Dublin-born Gilmartin was not involved in the U’s first pre-season fixture, a 2-0 win at Maldon & Tiptree on Saturday.
Sam Walker played the first-half, and Dillon Barnes the second period, although Gilmartin should enjoy some minutes under his belt during the course of pre-season – the U’s are in action again tonight, at Needham Market.
“I still want to be playing, absolutely. You train for a reason, you want to be impress in training,” continued Gilmartin, who began his professional career at Walsall in 2005.
“But there’s also that side of me now that wants to make sure that Sam (Walker) is improving, and that Sam feels good going into the start of a season, with things that he wants to work on, developing his game. The fact that I am a young goalkeeping coach, that can also be beneficial, because I am still in the game and I know what suits me.

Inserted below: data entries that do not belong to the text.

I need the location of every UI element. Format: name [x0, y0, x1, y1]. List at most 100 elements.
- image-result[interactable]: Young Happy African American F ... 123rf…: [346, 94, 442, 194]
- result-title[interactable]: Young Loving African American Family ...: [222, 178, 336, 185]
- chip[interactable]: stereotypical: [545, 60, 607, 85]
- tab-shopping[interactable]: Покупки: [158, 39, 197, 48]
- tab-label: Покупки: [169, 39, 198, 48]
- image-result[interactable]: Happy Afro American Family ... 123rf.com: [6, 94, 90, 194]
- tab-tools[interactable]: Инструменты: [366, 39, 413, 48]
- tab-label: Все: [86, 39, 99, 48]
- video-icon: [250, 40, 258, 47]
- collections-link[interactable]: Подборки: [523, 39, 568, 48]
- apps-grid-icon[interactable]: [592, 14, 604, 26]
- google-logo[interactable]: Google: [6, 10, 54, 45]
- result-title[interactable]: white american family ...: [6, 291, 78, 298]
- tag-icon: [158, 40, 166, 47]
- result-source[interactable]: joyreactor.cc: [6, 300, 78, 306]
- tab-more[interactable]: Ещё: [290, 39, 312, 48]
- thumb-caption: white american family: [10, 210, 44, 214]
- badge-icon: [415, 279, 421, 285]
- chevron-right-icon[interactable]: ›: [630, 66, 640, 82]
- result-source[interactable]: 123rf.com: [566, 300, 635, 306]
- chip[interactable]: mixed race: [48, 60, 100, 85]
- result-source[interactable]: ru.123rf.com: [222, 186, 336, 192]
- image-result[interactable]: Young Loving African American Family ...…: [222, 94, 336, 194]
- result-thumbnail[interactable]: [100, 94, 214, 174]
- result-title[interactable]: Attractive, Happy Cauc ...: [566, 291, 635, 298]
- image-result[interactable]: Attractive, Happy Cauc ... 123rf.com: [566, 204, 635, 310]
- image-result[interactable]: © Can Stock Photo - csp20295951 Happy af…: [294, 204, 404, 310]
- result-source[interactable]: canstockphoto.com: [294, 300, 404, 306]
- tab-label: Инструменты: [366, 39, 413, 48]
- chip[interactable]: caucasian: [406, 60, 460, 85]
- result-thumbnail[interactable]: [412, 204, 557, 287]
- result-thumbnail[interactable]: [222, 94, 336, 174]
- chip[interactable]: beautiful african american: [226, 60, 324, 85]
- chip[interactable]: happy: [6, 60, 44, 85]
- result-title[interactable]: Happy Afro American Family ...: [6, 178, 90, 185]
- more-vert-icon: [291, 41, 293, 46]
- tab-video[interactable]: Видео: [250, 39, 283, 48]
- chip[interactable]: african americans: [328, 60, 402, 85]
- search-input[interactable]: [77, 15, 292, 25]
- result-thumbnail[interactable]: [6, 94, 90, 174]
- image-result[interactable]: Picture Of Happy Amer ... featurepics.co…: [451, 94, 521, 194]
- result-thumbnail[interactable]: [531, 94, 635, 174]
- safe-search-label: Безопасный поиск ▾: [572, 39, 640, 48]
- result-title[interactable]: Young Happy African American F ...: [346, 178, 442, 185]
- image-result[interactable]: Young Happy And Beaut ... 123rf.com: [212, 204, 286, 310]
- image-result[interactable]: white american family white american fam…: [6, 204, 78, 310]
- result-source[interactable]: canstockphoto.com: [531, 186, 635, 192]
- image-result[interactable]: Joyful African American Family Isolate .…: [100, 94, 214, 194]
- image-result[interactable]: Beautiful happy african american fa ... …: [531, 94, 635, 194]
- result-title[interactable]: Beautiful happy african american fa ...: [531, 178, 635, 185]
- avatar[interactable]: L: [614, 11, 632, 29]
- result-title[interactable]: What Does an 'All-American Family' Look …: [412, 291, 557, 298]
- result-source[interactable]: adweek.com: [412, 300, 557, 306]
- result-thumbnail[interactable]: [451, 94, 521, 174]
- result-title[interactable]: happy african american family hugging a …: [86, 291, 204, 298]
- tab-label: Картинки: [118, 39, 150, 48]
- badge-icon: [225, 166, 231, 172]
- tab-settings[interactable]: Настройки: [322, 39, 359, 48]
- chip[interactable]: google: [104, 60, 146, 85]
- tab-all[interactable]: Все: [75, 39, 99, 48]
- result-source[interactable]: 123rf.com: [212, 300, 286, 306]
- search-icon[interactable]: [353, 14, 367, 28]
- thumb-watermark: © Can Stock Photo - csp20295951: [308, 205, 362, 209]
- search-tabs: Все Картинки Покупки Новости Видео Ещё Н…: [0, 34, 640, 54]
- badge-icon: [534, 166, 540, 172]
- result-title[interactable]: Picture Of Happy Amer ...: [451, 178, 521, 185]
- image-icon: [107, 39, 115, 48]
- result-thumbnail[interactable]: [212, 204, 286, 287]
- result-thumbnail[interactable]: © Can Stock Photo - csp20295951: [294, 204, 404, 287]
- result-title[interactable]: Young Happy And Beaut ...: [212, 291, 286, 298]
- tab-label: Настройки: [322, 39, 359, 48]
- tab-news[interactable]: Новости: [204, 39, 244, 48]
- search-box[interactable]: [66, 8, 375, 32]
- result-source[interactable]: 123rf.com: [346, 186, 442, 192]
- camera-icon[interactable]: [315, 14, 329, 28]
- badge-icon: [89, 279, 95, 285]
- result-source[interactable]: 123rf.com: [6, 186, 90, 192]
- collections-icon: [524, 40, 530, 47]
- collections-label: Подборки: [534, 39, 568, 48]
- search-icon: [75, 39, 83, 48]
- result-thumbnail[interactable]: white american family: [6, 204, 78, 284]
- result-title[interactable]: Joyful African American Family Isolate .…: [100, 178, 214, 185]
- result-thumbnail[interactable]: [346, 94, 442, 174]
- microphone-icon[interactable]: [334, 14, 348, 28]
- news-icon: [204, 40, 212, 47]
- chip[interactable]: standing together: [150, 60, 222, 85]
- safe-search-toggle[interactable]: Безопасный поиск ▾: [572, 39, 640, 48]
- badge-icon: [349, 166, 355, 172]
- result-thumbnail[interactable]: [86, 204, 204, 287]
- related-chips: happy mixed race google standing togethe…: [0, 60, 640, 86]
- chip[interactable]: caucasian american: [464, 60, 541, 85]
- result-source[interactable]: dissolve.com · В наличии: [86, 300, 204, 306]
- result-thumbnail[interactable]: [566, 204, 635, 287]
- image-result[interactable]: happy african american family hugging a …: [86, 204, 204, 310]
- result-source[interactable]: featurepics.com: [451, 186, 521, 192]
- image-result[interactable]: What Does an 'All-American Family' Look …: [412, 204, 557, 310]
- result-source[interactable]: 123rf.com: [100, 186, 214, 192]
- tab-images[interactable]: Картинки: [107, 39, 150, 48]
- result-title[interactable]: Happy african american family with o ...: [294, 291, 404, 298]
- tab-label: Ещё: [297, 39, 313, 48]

“We are very similar physically, so I know the types of things that we need to work on. We are both strong, physical characters.
“And I think that the training has shown that over the last week, it’s been great.
“It’s up to me manage my time between my training and my coaching.
“In terms of playing in pre-season, I will have a chat with the manager (John McGreal) – he is still my manager. I’m a part of the staff, but I am also part of the playing squad as well, and I’m sure at some stage I will be out on the pitch and getting some minutes. I’m delighted to be here,” added Gilmartin.